Global feature effects such as partial dependence (PD) and accumulated local effects (ALE) plots are widely used to interpret black-box models. However, they are only estimates of true underlying effects, and their reliability depends on multiple sources of error. Despite the popularity of global feature effects, these error sources are largely unexplored. In particular, the practically relevant question of whether to use training or holdout data to estimate feature effects remains unanswered. We address this gap by providing a systematic, estimator-level analysis that disentangles sources of bias and variance for PD and ALE. To this end, we derive a mean-squared-error decomposition that separates model bias, estimation bias, model variance, and estimation variance, and analyze their dependence on model characteristics, data selection, and sample size. We validate our theoretical findings through an extensive simulation study across multiple data-generating processes, learners, estimation strategies (training data, validation data, and cross-validation), and sample sizes. Our results reveal that, while using holdout data is theoretically the cleanest, potential biases arising from the training data are empirically negligible and dominated by the impact of the usually higher sample size. The estimation variance depends on both the presence of interactions and the sample size, with ALE being particularly sensitive to the latter. Cross-validation-based estimation is a promising approach that reduces the model variance component, particularly for overfitting models. Our analysis provides a principled explanation of the sources of error in feature effect estimates and offers concrete guidance on choosing estimation strategies when interpreting machine learning models.

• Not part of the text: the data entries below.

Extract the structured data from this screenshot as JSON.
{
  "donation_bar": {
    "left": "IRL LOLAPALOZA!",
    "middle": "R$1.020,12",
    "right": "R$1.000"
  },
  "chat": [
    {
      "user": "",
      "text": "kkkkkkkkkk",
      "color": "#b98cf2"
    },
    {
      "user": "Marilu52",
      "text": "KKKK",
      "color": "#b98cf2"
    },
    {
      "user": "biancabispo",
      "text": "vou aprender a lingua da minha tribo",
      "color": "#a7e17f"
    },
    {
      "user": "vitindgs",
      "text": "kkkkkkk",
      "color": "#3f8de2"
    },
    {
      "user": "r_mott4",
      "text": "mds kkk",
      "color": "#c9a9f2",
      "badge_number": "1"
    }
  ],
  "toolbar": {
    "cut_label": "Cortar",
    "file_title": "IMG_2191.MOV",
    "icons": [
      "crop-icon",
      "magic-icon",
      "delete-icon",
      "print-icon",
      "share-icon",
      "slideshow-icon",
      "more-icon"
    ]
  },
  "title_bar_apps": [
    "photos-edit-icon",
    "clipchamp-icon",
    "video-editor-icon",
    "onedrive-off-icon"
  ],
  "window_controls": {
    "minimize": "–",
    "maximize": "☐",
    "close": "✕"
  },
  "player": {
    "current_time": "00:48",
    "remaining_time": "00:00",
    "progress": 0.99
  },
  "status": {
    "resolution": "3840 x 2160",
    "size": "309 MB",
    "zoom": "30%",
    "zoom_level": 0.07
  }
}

翻译：全局特征效应，如部分依赖（PD）图和累积局部效应（ALE）图，被广泛用于解释黑盒模型。然而，它们仅是真实潜在效应的估计值，其可靠性取决于多种误差源。尽管全局特征效应广受欢迎，但这些误差源在很大程度上尚未被充分探究。特别是，一个实践中重要的问题——应使用训练数据还是留出数据来估计特征效应——仍未得到解答。我们通过提供一个系统性的、估计器层面的分析来填补这一空白，该分析解构了PD和ALE的偏差与方差来源。为此，我们推导了一个均方误差分解，将模型偏差、估计偏差、模型方差和估计方差分离开来，并分析了它们对模型特性、数据选择和样本量的依赖性。我们通过一项广泛的模拟研究验证了我们的理论发现，该研究涵盖了多种数据生成过程、学习器、估计策略（训练数据、验证数据和交叉验证）以及样本量。我们的结果表明，虽然理论上使用留出数据最为清晰，但由训练数据引起的潜在偏差在经验上可忽略不计，且通常被更大的样本量所带来的影响所主导。估计方差既取决于交互作用的存在，也取决于样本量，其中ALE对后者尤为敏感。基于交叉验证的估计是一种有前景的方法，它能减少模型方差分量，特别是对于过拟合模型。我们的分析为特征效应估计中的误差来源提供了原理性解释，并为解释机器学习模型时选择估计策略提供了具体指导。